Concurrence des victimes
Une nouvelle vulgate antijuive structurée par des thèmes conspirationnistes s’est installée durablement en France et dans d’autres pays européens. On y rencontre des préjugés et des stéréotypes négatifs « classiques » – autour du pouvoir, de la richesse et de la manipulation –, qui prennent un sens nouveau par leur intégration dans la vision du monde islamo-révolutionnaire en voie de formation.

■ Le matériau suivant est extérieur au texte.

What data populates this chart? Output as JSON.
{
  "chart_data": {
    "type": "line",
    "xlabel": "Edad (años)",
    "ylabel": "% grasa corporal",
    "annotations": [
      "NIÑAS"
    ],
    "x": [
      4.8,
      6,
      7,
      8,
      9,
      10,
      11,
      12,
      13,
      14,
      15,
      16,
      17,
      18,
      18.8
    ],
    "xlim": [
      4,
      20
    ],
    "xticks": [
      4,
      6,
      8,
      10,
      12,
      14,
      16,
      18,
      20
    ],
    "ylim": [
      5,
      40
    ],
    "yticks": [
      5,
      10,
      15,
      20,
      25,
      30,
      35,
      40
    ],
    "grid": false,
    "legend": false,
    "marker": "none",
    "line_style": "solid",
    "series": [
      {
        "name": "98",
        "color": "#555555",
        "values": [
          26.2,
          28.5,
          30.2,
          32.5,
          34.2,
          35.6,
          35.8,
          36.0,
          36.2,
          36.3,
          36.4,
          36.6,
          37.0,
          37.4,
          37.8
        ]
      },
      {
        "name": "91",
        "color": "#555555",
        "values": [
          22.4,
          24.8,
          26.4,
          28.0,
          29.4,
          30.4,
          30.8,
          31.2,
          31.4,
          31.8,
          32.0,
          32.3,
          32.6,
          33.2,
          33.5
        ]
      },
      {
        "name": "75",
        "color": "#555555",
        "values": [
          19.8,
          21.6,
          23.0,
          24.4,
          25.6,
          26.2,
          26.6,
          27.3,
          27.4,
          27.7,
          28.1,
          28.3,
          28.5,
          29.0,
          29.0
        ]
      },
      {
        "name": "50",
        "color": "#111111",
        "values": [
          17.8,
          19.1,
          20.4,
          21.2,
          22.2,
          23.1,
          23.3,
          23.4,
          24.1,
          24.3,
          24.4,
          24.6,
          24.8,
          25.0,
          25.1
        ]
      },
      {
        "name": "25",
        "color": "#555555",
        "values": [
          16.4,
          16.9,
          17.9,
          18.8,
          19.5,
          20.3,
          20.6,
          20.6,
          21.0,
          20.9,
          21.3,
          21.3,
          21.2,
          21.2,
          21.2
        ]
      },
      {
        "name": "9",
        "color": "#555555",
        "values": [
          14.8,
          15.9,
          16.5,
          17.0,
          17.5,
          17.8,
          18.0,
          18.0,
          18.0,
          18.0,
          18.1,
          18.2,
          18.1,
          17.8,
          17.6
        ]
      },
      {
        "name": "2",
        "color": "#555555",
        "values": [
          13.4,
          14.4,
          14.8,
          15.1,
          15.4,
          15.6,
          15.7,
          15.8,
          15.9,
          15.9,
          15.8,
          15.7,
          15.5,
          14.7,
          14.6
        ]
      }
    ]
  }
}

Elle se caractérise par l’articulation de trois grands thèmes d’accusation visant les « juifs » ou les « sionistes », ces dénominations conventionnelles variant selon les contextes et les situations : premièrement, ils sont « dominateurs » en Occident (« Ils ont tout » ; « Ils ont le pouvoir » ; « Ils dirigent l’Amérique »), ils manipulent l’information et ils sont riches, donc puissants ; deuxièmement, ils sont « racistes », en particulier au Proche-Orient, où ils se comportent « comme des nazis » avec les Palestiniens, victimes d’un « génocide » en cours de réalisation ; troisièmement, ils exercent une puissante influence occulte et complotent partout dans le monde : ils ont organisé les attentats du 11-Septembre, ils poussent à la guerre, ils sont derrière les conflits qui déchirent les pays arabes (notamment en manipulant l’organisation Etat islamique, simple épouvantail), ils organisent des attentats terroristes sous fausse bannière pour « salir l’islam » ou « l’image des musulmans », et, d’une façon générale, ils manipulent la politique internationale.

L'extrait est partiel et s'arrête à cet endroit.